For decades scientists have been trying to find an answer as to what actually determines the sex of a baby. A team of Researchers from the University of Melbourne, Australia conducted a detailed study on the genetic code stored within cells. The research has proved fruitful as the team has found that the activity of the sex-determining genes is directly influenced by a regulator.
The regulator discovered by the scientists helps in determining not just the sex of the baby but also affects the development of the reproductive system after the birth.
The research, published in the Nature Communications journal, has studied the part of DNA which was previously considered ‘junk’ DNA.
Previously it was established that an embryo to develop into a baby girl it must have 2 X chromosomes. For a boy, the combination was one X and one Y chromosome. But the newly discovered working of the gene regulator along with other associated genes can influence the outcome.
The non-coding DNA, previously thought as the ‘junk’ DNA, is part of DNA that does not directly contain information for the synthesis for proteins but scientists have been long working on finding the real purpose of this part.
The non-coding part contains a number of gene regulators that affect gene activity. The working of all the regulators is not well known and is still being investigated. This research has found a link between a regulator and the sex determination.
Brittany Croft from the Murdoch Children’s Research Institute (MCRI) in Australia was the lead author of the research. Croft said, “The Y chromosome carries a critical gene, called SRY, which acts on another gene called SOX9 to start the development of testes in the embryo. High levels of the SOX9 gene are needed for normal testis development. However, if there is some disruption to SOX9 activity and only low levels are present, a testis will not develop resulting in a baby with a disorder of sex development.”
The unusual levels of SOX9 lead to sexual development disorders where the gonads or any related sexual organs are not developed fully. A female can end up having male anatomy on the inside and vice versa. These conditions cause the individual to be termed as intersex, i.e. he/she cannot be categorized under the male or female categories.
This research could help in answering the many questions we have on what causes intersex.
Professor Andrew Sinclair, a member of the Pediatrics Department of the University of Melbourne was also on the research team. Professor Sinclair said, “We discovered three enhancers that, together ensure the SOX9 gene is turned on to a high level in an XY embryo, leading to normal testis and male development,” he said.
“These enhancers lie on the DNA but outside genes, in regions previously referred to as junk DNA or dark matter. The key to diagnosing many disorders may be found in these enhancers which hide in the poorly understood dark matter of our DNA.”

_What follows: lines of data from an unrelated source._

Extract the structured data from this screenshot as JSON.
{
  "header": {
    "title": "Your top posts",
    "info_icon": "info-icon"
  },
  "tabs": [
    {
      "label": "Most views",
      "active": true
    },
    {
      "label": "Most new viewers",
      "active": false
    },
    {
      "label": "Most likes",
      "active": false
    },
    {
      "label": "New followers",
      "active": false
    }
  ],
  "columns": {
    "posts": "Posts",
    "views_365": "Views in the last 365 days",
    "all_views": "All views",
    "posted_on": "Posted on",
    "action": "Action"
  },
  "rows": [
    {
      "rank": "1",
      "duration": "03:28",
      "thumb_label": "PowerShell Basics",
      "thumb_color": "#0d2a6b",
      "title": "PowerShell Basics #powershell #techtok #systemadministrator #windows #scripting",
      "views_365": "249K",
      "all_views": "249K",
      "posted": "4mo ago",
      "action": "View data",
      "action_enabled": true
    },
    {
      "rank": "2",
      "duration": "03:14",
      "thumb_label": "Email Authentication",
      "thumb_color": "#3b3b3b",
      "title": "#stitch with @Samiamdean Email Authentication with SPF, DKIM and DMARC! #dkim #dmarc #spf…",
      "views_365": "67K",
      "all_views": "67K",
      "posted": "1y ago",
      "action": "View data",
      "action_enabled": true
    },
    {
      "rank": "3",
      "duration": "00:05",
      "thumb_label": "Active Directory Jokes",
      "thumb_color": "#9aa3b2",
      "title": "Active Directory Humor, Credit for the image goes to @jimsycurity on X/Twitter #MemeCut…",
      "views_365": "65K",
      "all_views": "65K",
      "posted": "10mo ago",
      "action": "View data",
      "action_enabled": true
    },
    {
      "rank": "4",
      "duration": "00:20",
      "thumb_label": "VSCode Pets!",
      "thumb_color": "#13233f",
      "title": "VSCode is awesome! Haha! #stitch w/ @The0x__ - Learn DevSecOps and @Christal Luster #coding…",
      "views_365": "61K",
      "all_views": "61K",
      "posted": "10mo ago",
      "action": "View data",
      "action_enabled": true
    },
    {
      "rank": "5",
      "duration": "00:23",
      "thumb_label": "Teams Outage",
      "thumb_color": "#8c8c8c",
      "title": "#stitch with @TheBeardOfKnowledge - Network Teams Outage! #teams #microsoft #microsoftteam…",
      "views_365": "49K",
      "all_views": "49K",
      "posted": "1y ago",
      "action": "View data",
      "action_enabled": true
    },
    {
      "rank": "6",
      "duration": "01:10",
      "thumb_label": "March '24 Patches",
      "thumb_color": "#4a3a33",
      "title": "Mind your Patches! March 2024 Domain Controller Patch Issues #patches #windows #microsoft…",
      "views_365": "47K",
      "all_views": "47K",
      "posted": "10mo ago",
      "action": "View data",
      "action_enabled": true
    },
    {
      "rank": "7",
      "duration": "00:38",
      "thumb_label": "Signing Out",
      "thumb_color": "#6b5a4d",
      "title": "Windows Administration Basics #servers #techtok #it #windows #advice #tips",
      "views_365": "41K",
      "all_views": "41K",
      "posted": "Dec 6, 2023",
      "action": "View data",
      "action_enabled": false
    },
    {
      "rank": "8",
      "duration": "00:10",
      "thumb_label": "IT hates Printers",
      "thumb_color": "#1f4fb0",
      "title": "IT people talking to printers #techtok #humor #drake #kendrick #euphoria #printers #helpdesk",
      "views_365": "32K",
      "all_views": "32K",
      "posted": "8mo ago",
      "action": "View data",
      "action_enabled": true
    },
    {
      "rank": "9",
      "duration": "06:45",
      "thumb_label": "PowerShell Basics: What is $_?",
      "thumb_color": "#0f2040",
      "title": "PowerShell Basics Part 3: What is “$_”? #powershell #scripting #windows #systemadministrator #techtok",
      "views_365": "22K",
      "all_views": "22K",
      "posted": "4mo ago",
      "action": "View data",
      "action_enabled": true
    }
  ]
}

The study was then conducted upon 44 people carrying these intersex traits. The future course of action was focused on linking the enhancers to the genes which they act on.
Mr. Sinclair added, “Importantly, we identified XX patients who would normally have ovaries and be female but carried extra copies of these enhancers, (high levels of SOX9) and instead developed testes. In addition, we found XY patients who had lost these SOX9 enhancers, (low levels of SOX9) and developed ovaries instead of testes.”
This research could provide a better insight into other gene related issues and could prove to be the stepping stone in solving them. “This study is significant because in the past researchers have only looked at genes to diagnose these patients, but we have shown you need to look outside the genes to the enhancers,” says Croft.